Suis-je snob ?- La valeur du rire-La nièce d’un comte – Brummel le Beau – La robe neuve – Un soir dans le Sussex. Réflexions dans une automobile- La mort du paillon – Qu’offrir à un snob ? de Walter Benjamin.
« Suis-je snob ? » se demande Virginia Woolf dans un des essais rassemblés par les éditions Payot et Rivages, sortes de conversations entre elle et un interlocuteur invisible. Suis-je snob, c’est au fond se poser la question d’une esthétique de l’existence, se demander quel gouffre habite cette distance entre soi et les autres, entre soi et soi, entre son monde intérieur et celui qu’on représente ?

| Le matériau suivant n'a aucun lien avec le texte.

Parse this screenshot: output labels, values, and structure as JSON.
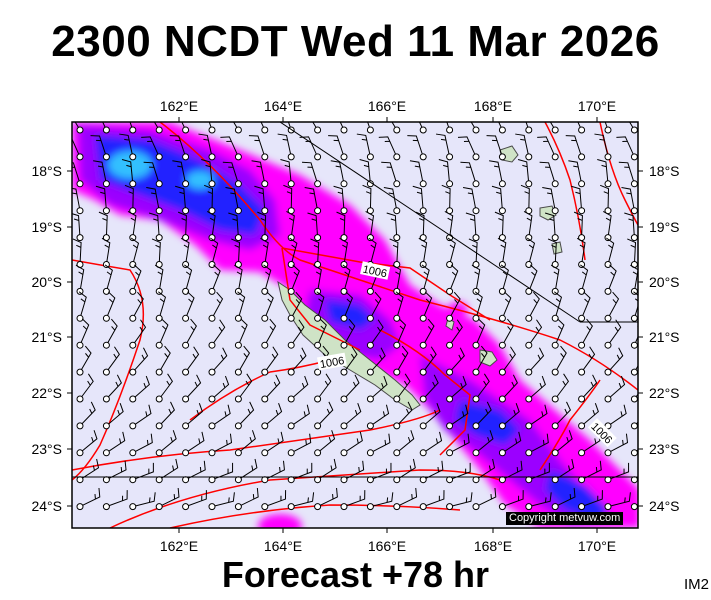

Le snobisme tel que l’entendait Virginia Woolf, désignait alors la fascination pour la noblesse de sang, les titres, les châteaux… S’il fascine Virginia Woolf, explique Maxime Rovere, dans son introduction, c’est qu’il « offre l’image d’une position assurée dans le monde. ». En effet, il est particulièrement difficile pour chacun d’entre nous de nous assurer de notre propre valeur ou d’échapper à l’inquiétude d’être soi. Nous ne savons jamais vraiment qui nous sommes et nous quémandons souvent la reconnaissance dans le regard de l’autre. Soumis à d’infinies variations, menacés par la ruine du corps et de l’esprit, le moi ne possède pas d’identité stable. Or l’aristocrate « tient sa valeur et sa légitimité sociale d’une naissance acquise une fois pour toutes. ».

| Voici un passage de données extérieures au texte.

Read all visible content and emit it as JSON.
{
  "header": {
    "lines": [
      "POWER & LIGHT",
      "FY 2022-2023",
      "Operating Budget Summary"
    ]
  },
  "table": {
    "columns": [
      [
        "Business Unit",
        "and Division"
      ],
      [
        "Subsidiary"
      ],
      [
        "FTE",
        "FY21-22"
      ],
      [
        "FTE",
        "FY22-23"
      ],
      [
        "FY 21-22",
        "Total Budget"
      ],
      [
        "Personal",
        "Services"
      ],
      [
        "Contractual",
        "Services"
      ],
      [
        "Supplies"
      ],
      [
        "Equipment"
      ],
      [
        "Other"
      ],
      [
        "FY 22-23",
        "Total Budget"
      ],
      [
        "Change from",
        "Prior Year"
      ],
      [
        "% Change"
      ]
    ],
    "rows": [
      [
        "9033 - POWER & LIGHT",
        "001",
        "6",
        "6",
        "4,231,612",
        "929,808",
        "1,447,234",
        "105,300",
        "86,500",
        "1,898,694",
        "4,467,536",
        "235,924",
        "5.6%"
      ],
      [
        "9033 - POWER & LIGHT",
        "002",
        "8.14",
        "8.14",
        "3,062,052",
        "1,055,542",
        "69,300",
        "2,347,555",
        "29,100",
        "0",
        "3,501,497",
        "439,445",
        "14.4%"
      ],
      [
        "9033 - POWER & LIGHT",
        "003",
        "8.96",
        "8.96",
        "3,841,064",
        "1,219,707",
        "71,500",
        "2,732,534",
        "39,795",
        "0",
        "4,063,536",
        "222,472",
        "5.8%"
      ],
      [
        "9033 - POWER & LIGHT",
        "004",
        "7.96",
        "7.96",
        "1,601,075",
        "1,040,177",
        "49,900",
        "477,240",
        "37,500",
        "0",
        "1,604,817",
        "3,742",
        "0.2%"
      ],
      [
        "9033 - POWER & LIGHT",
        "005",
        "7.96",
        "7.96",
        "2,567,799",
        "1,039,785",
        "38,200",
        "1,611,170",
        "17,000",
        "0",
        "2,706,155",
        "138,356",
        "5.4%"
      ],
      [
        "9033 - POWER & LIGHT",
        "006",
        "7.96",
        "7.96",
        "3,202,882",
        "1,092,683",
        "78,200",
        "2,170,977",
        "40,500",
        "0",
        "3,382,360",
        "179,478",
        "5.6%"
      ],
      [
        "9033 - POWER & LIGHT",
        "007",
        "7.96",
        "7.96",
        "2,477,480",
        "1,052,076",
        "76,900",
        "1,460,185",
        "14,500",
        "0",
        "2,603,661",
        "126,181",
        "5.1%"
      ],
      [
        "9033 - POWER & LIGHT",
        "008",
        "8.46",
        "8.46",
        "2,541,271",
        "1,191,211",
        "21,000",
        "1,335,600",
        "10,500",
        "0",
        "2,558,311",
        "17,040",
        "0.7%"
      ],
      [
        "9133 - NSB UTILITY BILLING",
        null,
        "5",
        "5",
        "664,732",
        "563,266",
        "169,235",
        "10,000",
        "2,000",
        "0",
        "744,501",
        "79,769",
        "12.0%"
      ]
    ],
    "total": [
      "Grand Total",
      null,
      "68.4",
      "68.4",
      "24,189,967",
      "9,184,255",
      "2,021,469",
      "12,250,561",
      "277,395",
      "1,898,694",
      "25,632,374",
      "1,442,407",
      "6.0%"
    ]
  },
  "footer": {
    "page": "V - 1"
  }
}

A travers ce qui n’aurait pu être qu’un texte léger, l’auteur aborde ce désir au cœur de tout Homme d’être reconnu, accepté et aimé par les autres. La question du statut social , de la reconnaissance qu’apportent les diplômes, la naissance, le milieu et l’argent, ne serait pas si cruciale si elle ne faisait écho à une inquiétude fondamentale qui répond à la difficulté d’être soi.
En lisant Virginia Woolf, j’ai souvent été frappée par le fait qu’elle s’excuse souvent, même si c’est sous forme de boutade, de n’avoir pas fait d’études, d’être ignorante.
Ce que j’aime particulièrement dans ces essais, c’est cette façon qu’elle a de penser et de raconter en même temps, une pensée narrative qui intègre l’esthétique du récit et la rigueur de la pensée. Une pensés qui se forme en racontant, et que Léa Gauthier a su parfaitement expliquer dans son introduction à la lecture de « Trois guinées ».
Mais comment joue l’irradiation du snob ? Comment sa seule fréquentation peut-elle nous communiquer une part de son assurance ? Si le moi peu peser – « Dieu du ciel ! Encore moi ! », s’écrie Virginia Woolf- il peut également nous fasciner et être le sujet de nos observations.
L’aristocrate est « plus libre, plus naturelle, plus excentrique » que nous. C’est ce manque d’assurance personnelle qui conduit à la chercher chez les autres. Et Virginia de conclure :
« N’importe quel groupe de gens, s’ils sont bien habillés, s’ils brillent en société et si je ne les connais pas, feront l’affaire. »
Tout cela dit avec humour, d’abord rire de soi, même si « l’humour nous a-t-on enseigné, est inaccessible aux femmes. »
L’humour suppose une lucidité, un regard acéré sur les autres et sur soi-même.
L’admiration naît de la verticalité des relations humaines dans une société où « nous sommes cloisonnés, séparés, coupés les uns des autres. » Comment l’écrivain peut-il connaître les autres ? Est-il condamné à « ne pouvoir décrire intelligemment que les personnes de son niveau social ? » . Virginia Woolf fait remarquer que ces grands que nous suivons depuis le début, nous ne les connaissons pas, car « les grands de ce monde n’ont presque pas écrit et jamais sur eux-mêmes ». Le dandy est celui qui sacrifie le mieux au monde des apparences, au détriment souvent de son intelligence, car ce mode de vie est le seul « qui pouvait le placer dans une lumière éclatante, et lui permettre de se distinguer du troupeau ordinaire des hommes. »
Mais cette fascination ne vient-elle pas d’une faille intérieure qui nous rend faibles et incertains ? Une nouvelle robe peut nous conduire à douter de nous-mêmes, puis-je être sûre « de la pitié et de l’amour et ne pas être renversée en une seconde lorsque j’entre dans une salle pleine de monde ? ». La pauvreté qui nous met à l’écart du bon goût est un sérieux handicap. L’habit ne fait pas le moine, dit-on. Difficile d’acquérir cette aisance que possède celui qui maîtrise les codes.
Mais pour finir, nous ferons tous comme ce papillon, condamné à disparaître dans l’indifférence du Monde.